37 While you are not to be punished for contesting the allegations, you have shown no remorse whatsoever. Yours is not the case of an offender who has shown insight, pleaded guilty at the earliest time and thereby avoided the need for the victims to undergo the rigors of cross-examination, including having to relive the trauma they experienced. You have no claim to a significant discount in those circumstances.
38 On charge 6, you are to be sentenced as a serious violent offender. I agree with the prosecution submission that it is not appropriate to impose a disproportionate sentence on that charge so as to better protect the public. That can be achieved otherwise.
39 It is conceded and appropriate that there should be a measure of cumulation on charges 2 and 4, as they constitute separate attacks and injuries. However, I do not accept the prosecution submission that there should be some cumulation of the sentence to be passed upon the affray. It is clear that substantial terror to the public must have been caused by the use of the meat cleaver, compared with the initial attack upon Jackel. I will make the sentence on the affray fully concurrent with the other sentences.
40 The prosecution submitted that the appropriate range in this case was a head sentence of seven to ten years' imprisonment with a minimum of five to eight years. Your counsel disagreed but did not make a specific submission as to range. I consider the prosecution range too high, especially given your youth, the principle of totality and the need to avoid a crushing sentence.

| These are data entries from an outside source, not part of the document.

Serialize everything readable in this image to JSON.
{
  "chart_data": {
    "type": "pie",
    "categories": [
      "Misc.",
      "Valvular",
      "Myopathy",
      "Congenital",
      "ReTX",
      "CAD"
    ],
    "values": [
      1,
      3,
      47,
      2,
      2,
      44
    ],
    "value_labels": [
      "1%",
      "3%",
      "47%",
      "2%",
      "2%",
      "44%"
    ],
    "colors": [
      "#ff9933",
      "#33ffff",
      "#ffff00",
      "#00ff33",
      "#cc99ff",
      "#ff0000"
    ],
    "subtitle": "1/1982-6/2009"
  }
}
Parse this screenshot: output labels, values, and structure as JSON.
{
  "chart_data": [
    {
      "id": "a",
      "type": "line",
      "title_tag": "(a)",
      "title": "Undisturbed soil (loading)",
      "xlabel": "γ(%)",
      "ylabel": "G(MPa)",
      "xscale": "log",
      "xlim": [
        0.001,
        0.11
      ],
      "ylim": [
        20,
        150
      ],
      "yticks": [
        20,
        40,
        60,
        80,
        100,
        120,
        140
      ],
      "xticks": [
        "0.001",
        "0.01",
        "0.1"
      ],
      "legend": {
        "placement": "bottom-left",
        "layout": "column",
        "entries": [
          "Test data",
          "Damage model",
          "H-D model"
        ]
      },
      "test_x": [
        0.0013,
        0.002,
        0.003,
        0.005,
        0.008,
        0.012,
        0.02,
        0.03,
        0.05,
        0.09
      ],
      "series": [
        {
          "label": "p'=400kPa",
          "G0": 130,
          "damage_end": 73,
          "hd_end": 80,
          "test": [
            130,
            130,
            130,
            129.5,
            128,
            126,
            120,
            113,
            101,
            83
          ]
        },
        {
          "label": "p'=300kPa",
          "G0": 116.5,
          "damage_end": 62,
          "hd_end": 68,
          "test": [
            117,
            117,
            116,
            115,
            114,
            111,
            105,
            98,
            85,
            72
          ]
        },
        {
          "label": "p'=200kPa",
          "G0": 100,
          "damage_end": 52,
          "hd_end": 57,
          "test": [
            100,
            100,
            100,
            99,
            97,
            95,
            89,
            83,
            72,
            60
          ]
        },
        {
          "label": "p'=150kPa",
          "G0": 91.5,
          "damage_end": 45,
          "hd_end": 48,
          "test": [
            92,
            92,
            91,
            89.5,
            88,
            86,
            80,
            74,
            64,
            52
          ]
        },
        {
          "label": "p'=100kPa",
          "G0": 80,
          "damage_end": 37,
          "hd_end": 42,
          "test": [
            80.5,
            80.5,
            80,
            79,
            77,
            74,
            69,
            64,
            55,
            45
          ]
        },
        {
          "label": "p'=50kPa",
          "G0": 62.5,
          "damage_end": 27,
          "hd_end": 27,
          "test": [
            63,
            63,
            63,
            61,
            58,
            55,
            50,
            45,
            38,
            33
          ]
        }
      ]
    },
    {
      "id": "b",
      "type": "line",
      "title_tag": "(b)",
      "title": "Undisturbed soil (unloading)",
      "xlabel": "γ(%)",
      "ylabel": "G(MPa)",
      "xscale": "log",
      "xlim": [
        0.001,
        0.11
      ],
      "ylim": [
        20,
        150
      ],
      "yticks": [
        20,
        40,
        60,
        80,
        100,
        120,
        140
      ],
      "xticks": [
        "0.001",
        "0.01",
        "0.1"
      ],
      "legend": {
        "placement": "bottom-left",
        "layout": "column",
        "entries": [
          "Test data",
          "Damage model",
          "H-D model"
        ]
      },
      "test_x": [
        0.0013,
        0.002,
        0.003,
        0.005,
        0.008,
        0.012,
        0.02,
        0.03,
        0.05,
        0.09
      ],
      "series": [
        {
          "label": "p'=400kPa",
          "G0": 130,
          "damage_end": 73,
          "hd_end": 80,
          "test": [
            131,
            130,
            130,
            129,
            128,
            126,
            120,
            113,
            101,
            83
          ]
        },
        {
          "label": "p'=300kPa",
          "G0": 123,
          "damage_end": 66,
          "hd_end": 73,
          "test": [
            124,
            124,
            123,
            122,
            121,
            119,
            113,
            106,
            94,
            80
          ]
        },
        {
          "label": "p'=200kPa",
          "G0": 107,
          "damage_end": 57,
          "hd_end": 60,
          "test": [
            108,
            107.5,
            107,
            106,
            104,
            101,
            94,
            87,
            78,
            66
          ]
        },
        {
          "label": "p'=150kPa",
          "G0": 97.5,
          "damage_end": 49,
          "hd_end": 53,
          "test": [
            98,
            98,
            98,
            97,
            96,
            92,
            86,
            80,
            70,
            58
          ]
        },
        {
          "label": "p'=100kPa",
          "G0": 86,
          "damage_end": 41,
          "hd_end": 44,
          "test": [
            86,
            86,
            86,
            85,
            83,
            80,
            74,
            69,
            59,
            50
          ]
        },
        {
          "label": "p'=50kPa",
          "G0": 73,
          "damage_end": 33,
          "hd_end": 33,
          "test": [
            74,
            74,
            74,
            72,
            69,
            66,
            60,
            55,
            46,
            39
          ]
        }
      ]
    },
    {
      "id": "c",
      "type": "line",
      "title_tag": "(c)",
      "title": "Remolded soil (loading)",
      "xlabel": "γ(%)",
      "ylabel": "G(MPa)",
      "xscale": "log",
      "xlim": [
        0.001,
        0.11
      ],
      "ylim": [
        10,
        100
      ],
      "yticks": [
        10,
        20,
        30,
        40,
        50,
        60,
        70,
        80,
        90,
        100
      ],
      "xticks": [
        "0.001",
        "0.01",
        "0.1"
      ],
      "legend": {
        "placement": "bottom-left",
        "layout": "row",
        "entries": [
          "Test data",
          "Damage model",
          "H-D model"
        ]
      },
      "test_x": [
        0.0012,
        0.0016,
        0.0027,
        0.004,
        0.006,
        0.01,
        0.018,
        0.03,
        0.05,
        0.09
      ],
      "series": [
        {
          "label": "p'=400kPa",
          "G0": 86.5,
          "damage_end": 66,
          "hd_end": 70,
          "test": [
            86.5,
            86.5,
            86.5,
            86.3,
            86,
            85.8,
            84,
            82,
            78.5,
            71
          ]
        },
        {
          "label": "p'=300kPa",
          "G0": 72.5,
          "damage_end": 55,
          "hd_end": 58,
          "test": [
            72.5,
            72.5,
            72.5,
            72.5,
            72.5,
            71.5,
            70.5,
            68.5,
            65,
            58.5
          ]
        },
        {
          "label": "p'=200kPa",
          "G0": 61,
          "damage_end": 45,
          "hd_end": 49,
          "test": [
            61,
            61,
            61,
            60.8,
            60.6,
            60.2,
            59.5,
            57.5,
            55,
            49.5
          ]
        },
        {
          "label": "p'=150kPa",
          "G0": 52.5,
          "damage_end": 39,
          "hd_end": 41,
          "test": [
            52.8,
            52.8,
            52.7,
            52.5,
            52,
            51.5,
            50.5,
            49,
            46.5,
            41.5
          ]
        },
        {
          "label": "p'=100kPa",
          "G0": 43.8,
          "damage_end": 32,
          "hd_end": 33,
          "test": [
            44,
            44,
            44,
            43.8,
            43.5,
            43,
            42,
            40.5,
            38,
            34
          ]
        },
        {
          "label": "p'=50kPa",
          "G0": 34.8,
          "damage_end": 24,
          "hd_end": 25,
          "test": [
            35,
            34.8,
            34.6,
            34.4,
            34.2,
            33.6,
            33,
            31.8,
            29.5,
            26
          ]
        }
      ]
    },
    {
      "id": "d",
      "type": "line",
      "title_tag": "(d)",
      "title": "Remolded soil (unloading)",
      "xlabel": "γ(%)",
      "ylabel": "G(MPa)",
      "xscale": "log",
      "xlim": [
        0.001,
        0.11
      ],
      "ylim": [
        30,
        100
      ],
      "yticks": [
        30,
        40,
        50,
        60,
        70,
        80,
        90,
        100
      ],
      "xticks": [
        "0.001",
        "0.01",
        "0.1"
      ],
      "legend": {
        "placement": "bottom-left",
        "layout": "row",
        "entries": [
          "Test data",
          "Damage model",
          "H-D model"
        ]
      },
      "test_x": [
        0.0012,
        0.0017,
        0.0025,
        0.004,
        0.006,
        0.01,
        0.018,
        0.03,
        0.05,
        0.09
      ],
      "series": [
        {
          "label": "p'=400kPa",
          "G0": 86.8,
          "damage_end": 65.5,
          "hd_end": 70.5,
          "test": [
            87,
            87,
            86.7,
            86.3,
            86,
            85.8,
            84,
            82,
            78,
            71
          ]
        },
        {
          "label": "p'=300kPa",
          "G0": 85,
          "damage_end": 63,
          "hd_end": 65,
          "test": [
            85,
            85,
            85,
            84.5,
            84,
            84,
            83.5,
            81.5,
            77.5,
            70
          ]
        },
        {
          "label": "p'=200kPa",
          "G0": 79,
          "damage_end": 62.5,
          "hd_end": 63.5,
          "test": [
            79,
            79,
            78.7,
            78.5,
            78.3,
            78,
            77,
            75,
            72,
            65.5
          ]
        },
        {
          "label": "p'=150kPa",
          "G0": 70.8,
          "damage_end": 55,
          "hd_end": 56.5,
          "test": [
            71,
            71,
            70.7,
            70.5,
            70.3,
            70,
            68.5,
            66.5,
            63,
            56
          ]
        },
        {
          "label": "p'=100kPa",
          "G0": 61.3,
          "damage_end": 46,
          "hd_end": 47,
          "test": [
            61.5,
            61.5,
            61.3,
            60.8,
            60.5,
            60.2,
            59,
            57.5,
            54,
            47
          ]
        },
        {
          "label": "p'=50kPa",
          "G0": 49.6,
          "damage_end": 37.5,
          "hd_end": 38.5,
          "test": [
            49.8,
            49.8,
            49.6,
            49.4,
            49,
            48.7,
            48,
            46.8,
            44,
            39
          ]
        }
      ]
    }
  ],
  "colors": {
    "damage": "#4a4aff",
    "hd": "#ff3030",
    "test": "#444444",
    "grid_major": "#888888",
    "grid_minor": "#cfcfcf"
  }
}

41 On behalf of the community, I strongly denounce your offending.
Sentence
42 Mr Demetriou, please stand up. You are convicted on each charge and sentenced as follows.
43 On charge 1, you are sentenced to twelve months' imprisonment. On charge 2, you are sentenced to two years' imprisonment. On charge 4, you are sentenced to four years' imprisonment. On charge 6, you are sentenced to five years' imprisonment.
44 Charge 6 is the base sentence. I order that three months of the sentence on charge 2 and nine months of the sentence on charge 4 be served cumulatively upon the sentence on charge 6 and upon each other.
45 The total effective sentence is six years' imprisonment. I fix the period of four years' imprisonment to be served before which you shall be eligible for parole.
46 I declare that the period of 72 days pre-sentence detention be reckoned as already served under that sentence, and direct that such declaration be entered in the records of the Court. Please sit down for the moment.
47 I ask counsel, are there any matters arising as to the mechanical aspects of the sentence which I have imposed?
48 MR BACKWELL: No, your Honour.
49 MR GRAY: No, your Honour.
50 Mr Demetriou, you need to go with the prison officers now. Thank you. Please remove the offender.